Outsets and onsets! (Words meaning ‘start’)

finger pressing a button labelled 'start'
sarayt Thaneerat/Moment/GettyImages

by Kate Woodford

One of several things that we like to do on this blog is look at the many different ways that we express the same thing in English. This week we’re focusing on nouns and phrases that we use to refer to the start of things.

We use the phrase at / from the outset to mean ‘from the start of something’: There were staffing problems from the outset. / He made it clear at the outset that he wouldn’t be staying long. The phrases from the word go and from the off have the same meaning: The whole project had been a disaster from the word go. / We got on well right from the off. A more informal phrase with the same meaning is from the get-go: I knew from the get-go that she wasn’t right for the job.

There are some rather formal nouns and phrases used for referring to the start of something, especially something important. For example, we talk about the advent of something meaning ‘the introduction of something’, especially an invention or new way of doing something: The advent of digital photography has led to dramatic changes in the profession.

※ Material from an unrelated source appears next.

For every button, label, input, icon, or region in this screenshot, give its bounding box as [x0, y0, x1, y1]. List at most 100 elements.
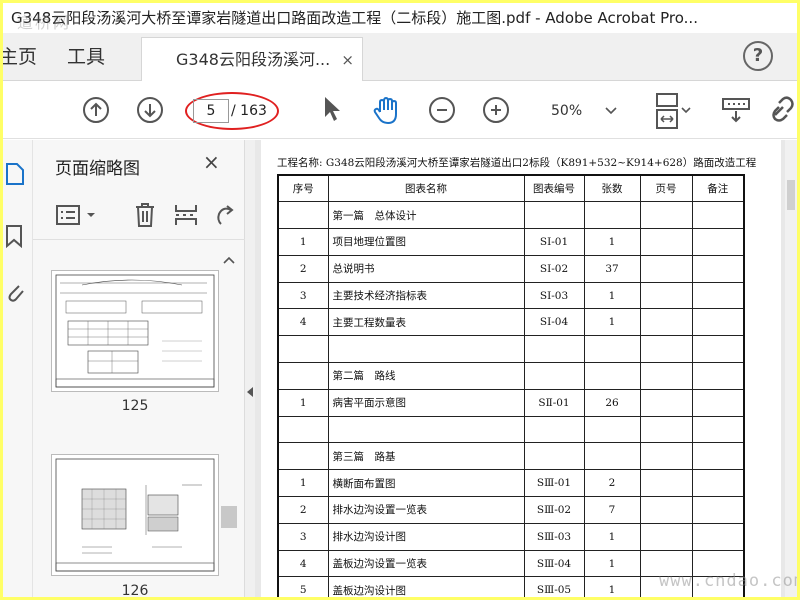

The beginning of an organization or official activity is sometimes referred to formally as its inception: Over 2,100 students have received scholarships since the programme’s inception in 2006. The noun birth can be used in a similar way: On this day, we celebrate the birth of our nation. / This led, ultimately, to the birth of the Labour Party.

The dawn of a period of time is its start. This phrase is commonly used with the noun ‘era’: These events marked the dawn of a new era in European history.

The noun onset is generally used for the start of something bad, especially an illness: It’s hoped that the drugs will delay the onset of the disease. / He dreaded the onset of winter.

An outbreak, meanwhile, is a time when something bad affecting many people starts, for example disease or fighting: Hospitals struggled to manage the flu outbreak. / This decade would see the outbreak of civil war.

Other ‘start’ words refer to the origin of something – the thing that caused it, for example the word genesis: The opera had its genesis in a ghost story. The noun roots is used in the same way: This tradition has its roots in early Christianity./ The Imperial family traces its roots back 1,500 years.

If you’d like to learn about phrasal verbs for starting things, please follow this link to a related post on this blog: It’s kicking off! (Phrasal verbs for starting things)

 

9 thoughts on “Outsets and onsets! (Words meaning ‘start’)

  1. Marion Thöns-Child

    Dear Kate,
    Could it be that the computer gulped a “zero”? = Over 21,00 students. I have the feeling it should be 21,000 students.
    With kind regards
    Marion

  2. Tatiana

    Thank you, Kate! Your posts are always very useful and informative. I seem to have learnt a lot of new things, though I know all these words.

  3. I love the way, how you touch so many different facets of life. As ever, loved reading. Thanks ma’am 🙂

    PS, I’m doing the catch up with your posts

  4. John Gallagher

    Kate, you are absolutely tip top at helping people world wide to learn the english language and not that awful overused word interspersed in everyday conversations… Phew. Oh it’s the word, like, okay in its correct place!